What did We learn from this Saga:  
1. Always demand a contract in any business transaction. 
2. If that nigga a Nigerian, demand  two contracts. 
3. If that nigga Nigerian and Yoruba, sign 5 contracts. LMAO (I kid. I kid ). 
4. The masses are extremely fickle. It always amused me how a bunch of people would message me privately asking me to take Mr. W to court and these were people you would think were cool with his label. Never rely on the crowd for anything because they are fickle. The same bloggers who had initially refused to carry the story so as not to offend Mr. W and Co, ran to carry the story when they realized it could no longer be ignored after the screen shots were released. Bloggers who would "famz" with said label never once bothered to verify whether any of the allegations against Mr. W and co were true, they did not care. 
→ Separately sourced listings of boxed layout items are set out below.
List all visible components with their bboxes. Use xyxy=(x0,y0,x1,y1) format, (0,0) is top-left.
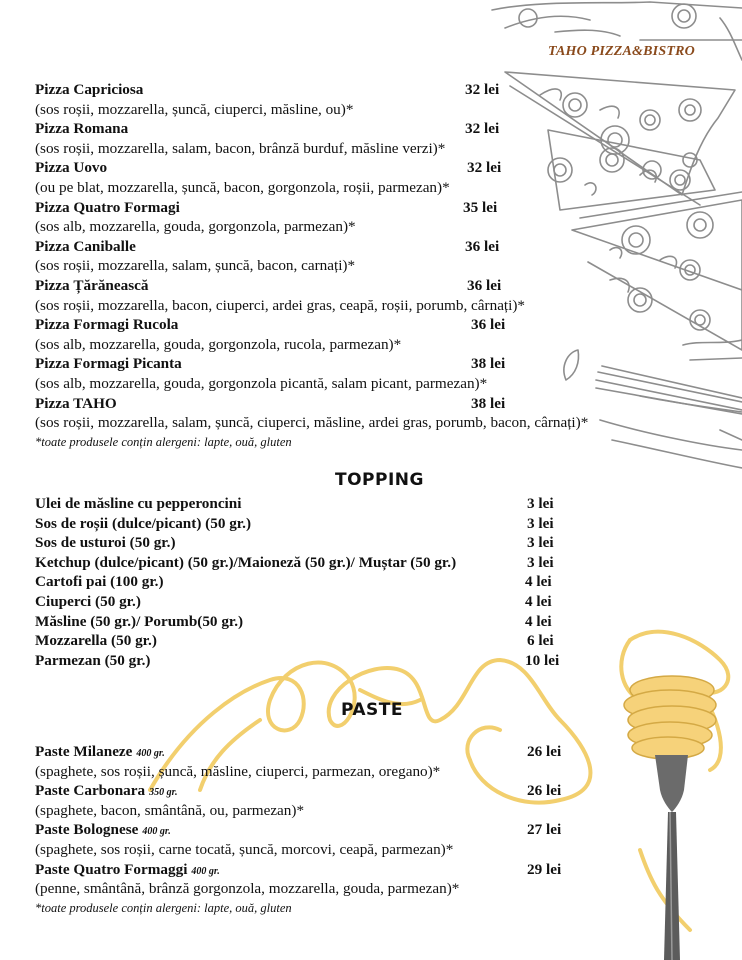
item-price: 36 lei xyxy=(471,316,506,334)
menu-item-row xyxy=(35,553,554,573)
item-price: 26 lei xyxy=(527,782,562,800)
fork-illustration xyxy=(655,755,688,960)
item-name: Pizza Formagi Rucola xyxy=(35,316,179,334)
item-description: (ou pe blat, mozzarella, șuncă, bacon, gorgonzola, roșii, parmezan)* xyxy=(35,178,450,196)
item-price: 29 lei xyxy=(527,860,562,878)
item-name: Paste Bolognese xyxy=(35,821,139,839)
topping-section xyxy=(35,494,560,670)
menu-item-row xyxy=(35,494,554,514)
item-name: Măsline (50 gr.)/ Porumb(50 gr.) xyxy=(35,612,244,630)
item-name: Mozzarella (50 gr.) xyxy=(35,632,157,650)
item-description: (sos roșii, mozzarella, salam, bacon, brânză burduf, măsline verzi)* xyxy=(35,139,446,157)
menu-item-row xyxy=(35,80,588,100)
item-name: Cartofi pai (100 gr.) xyxy=(35,573,164,591)
menu-item-row xyxy=(35,514,554,534)
item-weight: 400 gr. xyxy=(191,865,220,877)
item-price: 35 lei xyxy=(463,198,498,216)
item-name: Parmezan (50 gr.) xyxy=(35,651,151,669)
menu-item-row xyxy=(35,119,588,139)
item-name: Ketchup (dulce/picant) (50 gr.)/Maioneză (50 gr.)/ Muștar (50 gr.) xyxy=(35,553,457,571)
menu-item-row xyxy=(35,572,552,592)
item-description: (spaghete, bacon, smântână, ou, parmezan)* xyxy=(35,801,305,819)
menu-item-row xyxy=(35,631,554,651)
item-name: Paste Carbonara xyxy=(35,782,146,800)
item-name: Pizza Caniballe xyxy=(35,237,136,255)
item-description: (spaghete, sos roșii, carne tocată, șuncă, morcovi, ceapă, parmezan)* xyxy=(35,840,454,858)
item-price: 38 lei xyxy=(471,355,506,373)
item-price: 32 lei xyxy=(465,81,500,98)
paste-section xyxy=(35,742,562,917)
item-price: 3 lei xyxy=(527,534,554,552)
item-name: Sos de usturoi (50 gr.) xyxy=(35,534,176,552)
item-weight: 400 gr. xyxy=(136,748,165,759)
item-price: 3 lei xyxy=(527,495,554,512)
item-description: (sos roșii, mozzarella, salam, șuncă, bacon, carnați)* xyxy=(35,257,356,275)
item-price: 4 lei xyxy=(525,592,552,610)
item-name: Ulei de măsline cu pepperoncini xyxy=(35,495,242,512)
item-description: (sos alb, mozzarella, gouda, gorgonzola picantă, salam picant, parmezan)* xyxy=(35,374,488,392)
item-description: (penne, smântână, brânză gorgonzola, mozzarella, gouda, parmezan)* xyxy=(35,880,460,898)
item-name: Pizza Formagi Picanta xyxy=(35,355,182,373)
item-price: 3 lei xyxy=(527,514,554,532)
item-name: Ciuperci (50 gr.) xyxy=(35,592,141,610)
item-price: 4 lei xyxy=(525,612,552,630)
pasta-on-fork-illustration xyxy=(624,676,716,759)
menu-item-row xyxy=(35,394,588,414)
menu-item-row xyxy=(35,533,554,553)
menu-item-row xyxy=(35,158,588,178)
item-description: (sos alb, mozzarella, gouda, gorgonzola, rucola, parmezan)* xyxy=(35,335,402,353)
item-price: 27 lei xyxy=(527,821,562,839)
item-price: 36 lei xyxy=(467,276,502,294)
item-description: (sos roșii, mozzarella, bacon, ciuperci, ardei gras, ceapă, roșii, porumb, cârnați)* xyxy=(35,296,526,314)
paste-list xyxy=(35,742,562,899)
item-description: (spaghete, sos roșii, șuncă, măsline, ciuperci, parmezan, oregano)* xyxy=(35,762,441,780)
menu-item-row xyxy=(35,781,562,801)
item-price: 36 lei xyxy=(465,237,500,255)
item-weight: 350 gr. xyxy=(149,787,178,799)
item-price: 6 lei xyxy=(527,632,554,650)
item-description: (sos roșii, mozzarella, salam, șuncă, ciuperci, măsline, ardei gras, porumb, bacon, cârnați)* xyxy=(35,414,589,432)
menu-item-row xyxy=(35,354,588,374)
menu-item-row xyxy=(35,592,552,612)
item-description: (sos alb, mozzarella, gouda, gorgonzola, parmezan)* xyxy=(35,218,356,236)
topping-heading: TOPPING xyxy=(335,470,424,490)
item-price: 32 lei xyxy=(465,120,500,138)
item-price: 26 lei xyxy=(527,743,562,760)
item-name: Pizza Quatro Formagi xyxy=(35,198,180,216)
item-name: Sos de roșii (dulce/picant) (50 gr.) xyxy=(35,514,252,532)
item-name: Pizza TAHO xyxy=(35,394,117,412)
menu-item-row xyxy=(35,315,588,335)
item-price: 38 lei xyxy=(471,394,506,412)
allergen-note: *toate produsele conțin alergeni: lapte, ouă, gluten xyxy=(35,900,292,915)
menu-item-row xyxy=(35,237,588,257)
item-price: 4 lei xyxy=(525,573,552,591)
item-name: Pizza Țărănească xyxy=(35,276,149,294)
item-name: Pizza Capriciosa xyxy=(35,81,144,98)
item-price: 3 lei xyxy=(527,553,554,571)
item-name: Paste Quatro Formaggi xyxy=(35,860,188,878)
pizza-section xyxy=(35,80,588,451)
item-name: Pizza Uovo xyxy=(35,159,108,177)
menu-item-row xyxy=(35,820,562,840)
menu-item-row xyxy=(35,198,588,218)
item-weight: 400 gr. xyxy=(142,826,171,838)
menu-item-row xyxy=(35,651,560,671)
pizza-list xyxy=(35,80,588,433)
menu-item-row xyxy=(35,612,552,632)
paste-heading: PASTE xyxy=(341,700,404,720)
item-price: 32 lei xyxy=(467,159,502,177)
restaurant-brand: TAHO PIZZA&BISTRO xyxy=(548,44,695,59)
menu-item-row xyxy=(35,860,562,880)
item-name: Paste Milaneze xyxy=(35,743,133,760)
item-description: (sos roșii, mozzarella, șuncă, ciuperci, măsline, ou)* xyxy=(35,100,354,118)
topping-list xyxy=(35,494,560,670)
menu-item-row xyxy=(35,742,562,762)
menu-item-row xyxy=(35,276,588,296)
item-price: 10 lei xyxy=(525,651,560,669)
item-name: Pizza Romana xyxy=(35,120,129,138)
allergen-note: *toate produsele conțin alergeni: lapte, ouă, gluten xyxy=(35,434,292,449)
5. A great man once said "they love you then they hate you then they love you again" - Wale
6. Quote: "Fame is an illusive thing / here today, gone tomorrow. The fickle, shallow mob raises its heroes to the pinnacle of approval today and hurls them into oblivion tomorrow at the slightest whim; cheers today, hisses tomorrow; utter forgetfulness in a few months."
7. When we released the press release absolving Mr. W and Co of all wrong doing, the same bloggers who had been in our own corner shouting for us to take the music label to court. Those same bloggers turned around and came after yours truly, going after me like they had gone after Mr. W just a few days earlier. Fickle I tell ya. Fickle. 
8. For many centuries, many philosophers have struggled with the age old puzzle of the "Meaning of Life". See we may not know the meaning of life. However, what we do know is that "THIS LIFE IS JUST A POT OF BEANS".